Mancherà a tutti noi quel sorriso, quella levità nel porgere concetti e idee
difficili senza paludamenti accademici, arrivando dritto all'anima. Arte e
filosofia genialmente coniugate.
Abdon
Alinovi
Aldo
Tortorella partecipa al dolore dei famigliari e degli amici e compagni della
IGS per la scomparsa di Giorgio Baratta, protagonista e animatore degli studi
gramsciani in Italia e nel mondo.
Aldo
Tortorella
Apprendo
con sgomento, oltre che grande dispiacere, la triste notizia; era diverso tempo
che non lo vedevo e ignoravo che fosse malato.
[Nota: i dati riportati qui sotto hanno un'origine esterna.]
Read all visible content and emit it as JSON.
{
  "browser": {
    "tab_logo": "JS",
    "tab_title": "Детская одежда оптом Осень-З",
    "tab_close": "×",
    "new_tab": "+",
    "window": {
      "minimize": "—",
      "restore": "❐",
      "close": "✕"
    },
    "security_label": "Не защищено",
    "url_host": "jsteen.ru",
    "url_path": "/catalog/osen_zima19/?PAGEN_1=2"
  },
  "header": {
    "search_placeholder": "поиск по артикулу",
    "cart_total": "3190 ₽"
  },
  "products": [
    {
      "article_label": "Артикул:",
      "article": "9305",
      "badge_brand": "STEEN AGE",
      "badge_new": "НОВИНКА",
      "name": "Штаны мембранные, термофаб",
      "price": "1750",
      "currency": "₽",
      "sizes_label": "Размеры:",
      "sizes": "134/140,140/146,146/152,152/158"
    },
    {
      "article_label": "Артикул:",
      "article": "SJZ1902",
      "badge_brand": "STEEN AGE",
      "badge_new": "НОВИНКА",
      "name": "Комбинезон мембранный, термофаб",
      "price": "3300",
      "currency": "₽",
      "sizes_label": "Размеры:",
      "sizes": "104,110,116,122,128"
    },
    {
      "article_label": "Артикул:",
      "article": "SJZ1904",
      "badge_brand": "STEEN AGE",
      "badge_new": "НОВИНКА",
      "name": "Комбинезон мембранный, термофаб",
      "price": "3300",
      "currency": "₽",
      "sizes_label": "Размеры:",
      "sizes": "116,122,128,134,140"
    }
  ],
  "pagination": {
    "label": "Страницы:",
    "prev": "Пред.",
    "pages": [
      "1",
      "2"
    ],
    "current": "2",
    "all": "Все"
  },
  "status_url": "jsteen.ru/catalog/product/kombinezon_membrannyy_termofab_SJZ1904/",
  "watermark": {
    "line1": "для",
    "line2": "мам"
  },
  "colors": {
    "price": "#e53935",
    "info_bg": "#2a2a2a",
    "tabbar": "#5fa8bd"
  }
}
Mi unisco al cordoglio di tutti
gli amici dell’IGS.
Giuseppe
Cospito
La
Fondazione Istituto Gramsci Piemontese partecipa al dolore e prega di far
pervenire alla famiglia le più sentite condoglianze.
Il
presidente Gian Luigi Vaccarino e il direttore Sergio Scamuzzi
É
davvero una notizia tremenda. Giorgio era sempre disponibile e acuto. L'ultima
volta che ci siamo incontrati in un convegno ci siamo messi a parlare di
America Latina a lungo.
Aldo
Garzia
Mi
dispiace davvero moltissimo. Dopo Stefano Miccolis, è un altro amico, un altro
studioso e soprattutto un'altra gran brava persona che ci lascia. Che
tristezza!
Alberto
Burgio
Ho
appreso con profonda tristezza la notizia della scomparsa del compagno Giorgio
Baratta. Mi ricordo, come se fosse ieri, la sua tolleranza e la sua
intelligenza penetrante durante il mio soggiorno a Rio de Janeiro (2001) e poi
a Cagliari, Ghilarza e Ales (2007). Questo ricordo rimarrà in me per sempre.
Con profonda commozione partecipo all’ immenso dolore della famiglia, della
moglie, dei figli per la perdita di Giorgio.